Buffalo Junchar | Light Rocket | Getty Images
The U.S. Food and Drug Administration is preparing for a rapid review of Omicron’s vaccines and treatments if needed, according to the Wall Street Journal, citing people familiar with the matter. The magazine also reported that the agency was meeting with drug makers to develop guidelines on the data that would be needed for rapid evaluation. The CEOs of Pfizer and Moderna told CNBC on November 29 that it will take about two weeks to gather enough data to determine the effect of omicron mutations on the effectiveness of current vaccines.
4. Five states in the US, including New York and California, confirm Omicron cases
A sign outside a hospital announcing a COVID-19 test on November 19, 2021 in New York City.
Spencer Platt | Getty Images
At least five US states – Minnesota, Colorado, New York, Hawaii and California – have confirmed cases of Omicron as scientists investigate whether the highly mutated strain is more contagious and dangerous. On Wednesday, California confirmed the first case of Omicron in the United States. Minnesota public health authorities on Thursday morning confirmed the second Omicron case in the United States, in a resident who recently returned from New York City. Thursday evening, New York confirmed five cases. New York Democratic Gov. Cathy Hochhol told residents that discovering multiple cases does not mean the state will return to the blanket lockdowns imposed during the start of the pandemic in March 2020.
5. Biden expected to sign short-term government spending bill
US President Joe Biden talks about supply chain issues in the South Courtroom of the Eisenhower Executive Office Building, next to the White House in Washington, DC on December 1, 2021.

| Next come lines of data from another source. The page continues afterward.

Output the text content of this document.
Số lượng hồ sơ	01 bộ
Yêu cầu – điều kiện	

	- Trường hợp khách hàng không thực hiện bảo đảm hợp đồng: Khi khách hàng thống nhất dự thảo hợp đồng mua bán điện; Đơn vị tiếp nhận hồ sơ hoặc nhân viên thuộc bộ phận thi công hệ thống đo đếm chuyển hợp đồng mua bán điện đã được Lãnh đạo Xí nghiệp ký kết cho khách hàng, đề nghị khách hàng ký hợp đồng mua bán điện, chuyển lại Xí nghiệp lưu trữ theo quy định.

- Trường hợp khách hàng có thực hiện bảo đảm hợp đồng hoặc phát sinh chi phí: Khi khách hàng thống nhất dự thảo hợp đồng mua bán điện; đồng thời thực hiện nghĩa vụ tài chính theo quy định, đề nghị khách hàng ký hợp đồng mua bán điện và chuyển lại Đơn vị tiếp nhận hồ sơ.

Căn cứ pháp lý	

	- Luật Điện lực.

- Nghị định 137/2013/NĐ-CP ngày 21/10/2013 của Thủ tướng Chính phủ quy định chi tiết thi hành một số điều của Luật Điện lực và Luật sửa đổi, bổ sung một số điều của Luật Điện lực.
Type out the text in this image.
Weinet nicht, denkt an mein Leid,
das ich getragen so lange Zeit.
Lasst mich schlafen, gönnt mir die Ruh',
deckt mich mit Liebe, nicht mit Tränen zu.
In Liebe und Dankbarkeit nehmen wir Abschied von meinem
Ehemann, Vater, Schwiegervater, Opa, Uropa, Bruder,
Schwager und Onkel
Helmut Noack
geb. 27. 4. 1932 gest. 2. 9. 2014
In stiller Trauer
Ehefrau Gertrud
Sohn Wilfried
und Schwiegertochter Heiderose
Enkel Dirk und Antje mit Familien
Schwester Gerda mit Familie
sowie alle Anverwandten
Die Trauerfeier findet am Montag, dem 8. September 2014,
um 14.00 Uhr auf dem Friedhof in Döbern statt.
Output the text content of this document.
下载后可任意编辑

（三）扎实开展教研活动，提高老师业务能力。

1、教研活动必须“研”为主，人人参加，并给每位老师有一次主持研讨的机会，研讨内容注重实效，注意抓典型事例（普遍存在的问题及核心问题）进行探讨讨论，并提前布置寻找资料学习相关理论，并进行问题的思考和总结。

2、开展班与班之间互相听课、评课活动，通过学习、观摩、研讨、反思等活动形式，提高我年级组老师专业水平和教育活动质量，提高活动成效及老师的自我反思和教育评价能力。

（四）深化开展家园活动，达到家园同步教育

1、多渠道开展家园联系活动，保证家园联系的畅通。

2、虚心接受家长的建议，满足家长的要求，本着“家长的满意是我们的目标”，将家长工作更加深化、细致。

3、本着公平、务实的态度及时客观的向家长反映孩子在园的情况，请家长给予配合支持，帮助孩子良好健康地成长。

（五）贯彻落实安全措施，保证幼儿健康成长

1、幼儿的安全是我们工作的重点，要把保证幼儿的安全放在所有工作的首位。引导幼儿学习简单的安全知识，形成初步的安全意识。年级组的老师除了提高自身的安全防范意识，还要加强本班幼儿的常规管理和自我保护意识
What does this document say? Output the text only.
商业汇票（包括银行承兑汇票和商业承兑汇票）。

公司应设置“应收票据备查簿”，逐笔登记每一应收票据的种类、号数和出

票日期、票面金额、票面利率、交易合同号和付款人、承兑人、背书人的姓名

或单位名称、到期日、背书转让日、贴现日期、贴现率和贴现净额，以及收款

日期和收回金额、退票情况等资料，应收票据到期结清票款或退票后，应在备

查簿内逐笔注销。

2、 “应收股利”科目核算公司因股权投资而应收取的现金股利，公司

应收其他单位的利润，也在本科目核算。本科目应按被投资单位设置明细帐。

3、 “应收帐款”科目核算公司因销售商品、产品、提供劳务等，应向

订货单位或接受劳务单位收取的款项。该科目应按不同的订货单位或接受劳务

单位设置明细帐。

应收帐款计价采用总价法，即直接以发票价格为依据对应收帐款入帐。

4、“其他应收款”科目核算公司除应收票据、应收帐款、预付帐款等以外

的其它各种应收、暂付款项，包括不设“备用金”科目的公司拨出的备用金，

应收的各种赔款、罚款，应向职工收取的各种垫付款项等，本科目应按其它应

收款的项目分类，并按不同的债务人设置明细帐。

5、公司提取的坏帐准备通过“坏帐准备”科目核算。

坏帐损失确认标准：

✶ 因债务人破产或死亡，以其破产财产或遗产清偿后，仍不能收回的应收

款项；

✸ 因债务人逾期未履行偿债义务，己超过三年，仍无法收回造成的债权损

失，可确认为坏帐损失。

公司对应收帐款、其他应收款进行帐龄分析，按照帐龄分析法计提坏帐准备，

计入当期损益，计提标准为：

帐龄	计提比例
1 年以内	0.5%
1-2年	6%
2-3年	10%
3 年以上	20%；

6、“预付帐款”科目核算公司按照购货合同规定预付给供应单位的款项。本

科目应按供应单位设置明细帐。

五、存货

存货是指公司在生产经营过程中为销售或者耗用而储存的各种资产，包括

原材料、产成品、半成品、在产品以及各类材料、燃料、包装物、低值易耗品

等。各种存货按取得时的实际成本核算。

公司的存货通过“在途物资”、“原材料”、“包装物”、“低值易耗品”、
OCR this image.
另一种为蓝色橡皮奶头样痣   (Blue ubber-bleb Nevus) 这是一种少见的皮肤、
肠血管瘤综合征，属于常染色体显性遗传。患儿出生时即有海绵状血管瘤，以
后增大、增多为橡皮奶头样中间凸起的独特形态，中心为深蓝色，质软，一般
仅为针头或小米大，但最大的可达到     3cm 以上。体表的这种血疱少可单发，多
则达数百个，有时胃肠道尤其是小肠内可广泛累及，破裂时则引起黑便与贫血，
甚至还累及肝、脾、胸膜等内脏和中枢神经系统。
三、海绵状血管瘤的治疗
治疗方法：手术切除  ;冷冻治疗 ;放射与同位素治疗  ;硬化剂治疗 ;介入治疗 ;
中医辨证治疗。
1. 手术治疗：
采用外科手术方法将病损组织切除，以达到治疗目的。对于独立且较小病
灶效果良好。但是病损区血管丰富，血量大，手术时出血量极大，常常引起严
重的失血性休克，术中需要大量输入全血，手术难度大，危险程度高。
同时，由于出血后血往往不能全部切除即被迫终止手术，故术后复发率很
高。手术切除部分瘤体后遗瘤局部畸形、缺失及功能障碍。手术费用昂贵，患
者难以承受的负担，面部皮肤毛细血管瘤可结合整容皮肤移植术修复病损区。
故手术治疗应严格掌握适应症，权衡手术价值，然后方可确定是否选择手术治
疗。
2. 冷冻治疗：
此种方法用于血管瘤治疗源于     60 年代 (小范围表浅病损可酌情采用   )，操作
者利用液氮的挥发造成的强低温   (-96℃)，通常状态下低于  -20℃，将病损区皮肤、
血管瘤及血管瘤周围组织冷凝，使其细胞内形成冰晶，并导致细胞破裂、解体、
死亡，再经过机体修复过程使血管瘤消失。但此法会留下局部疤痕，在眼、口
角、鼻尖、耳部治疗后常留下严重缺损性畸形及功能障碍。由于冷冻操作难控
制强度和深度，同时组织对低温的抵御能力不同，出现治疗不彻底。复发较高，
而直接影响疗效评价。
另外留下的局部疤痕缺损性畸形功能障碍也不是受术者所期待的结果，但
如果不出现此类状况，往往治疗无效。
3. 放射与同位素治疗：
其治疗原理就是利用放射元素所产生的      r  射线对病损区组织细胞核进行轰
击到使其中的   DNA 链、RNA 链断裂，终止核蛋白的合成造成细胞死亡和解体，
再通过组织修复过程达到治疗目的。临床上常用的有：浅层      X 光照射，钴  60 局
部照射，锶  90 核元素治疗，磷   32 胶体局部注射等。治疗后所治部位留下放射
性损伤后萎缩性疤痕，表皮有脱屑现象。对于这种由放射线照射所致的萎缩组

Mandel Ngan | AFP | Getty Images
President Joe Biden is expected on Friday to sign the recently approved short-term government spending bill. The legislation, which was quickly passed by the House and Senate on Thursday, thwarts the government’s shutdown for now, and provides federal funding through February 18. While preventing one financial crisis, lawmakers still need to avoid another, and figure out how to do it. Increase the country’s debt ceiling to pay its bills before December 15. That’s when Treasury Secretary Janet Yellen said the cap would be reached. It’s been nearly two weeks since its initial forecast on December 3rd.
– Reuters contributed to this report. Follow all market movements like a pro CNBC PRO. Get the latest news on the epidemic with CNBC’s coronavirus coverage.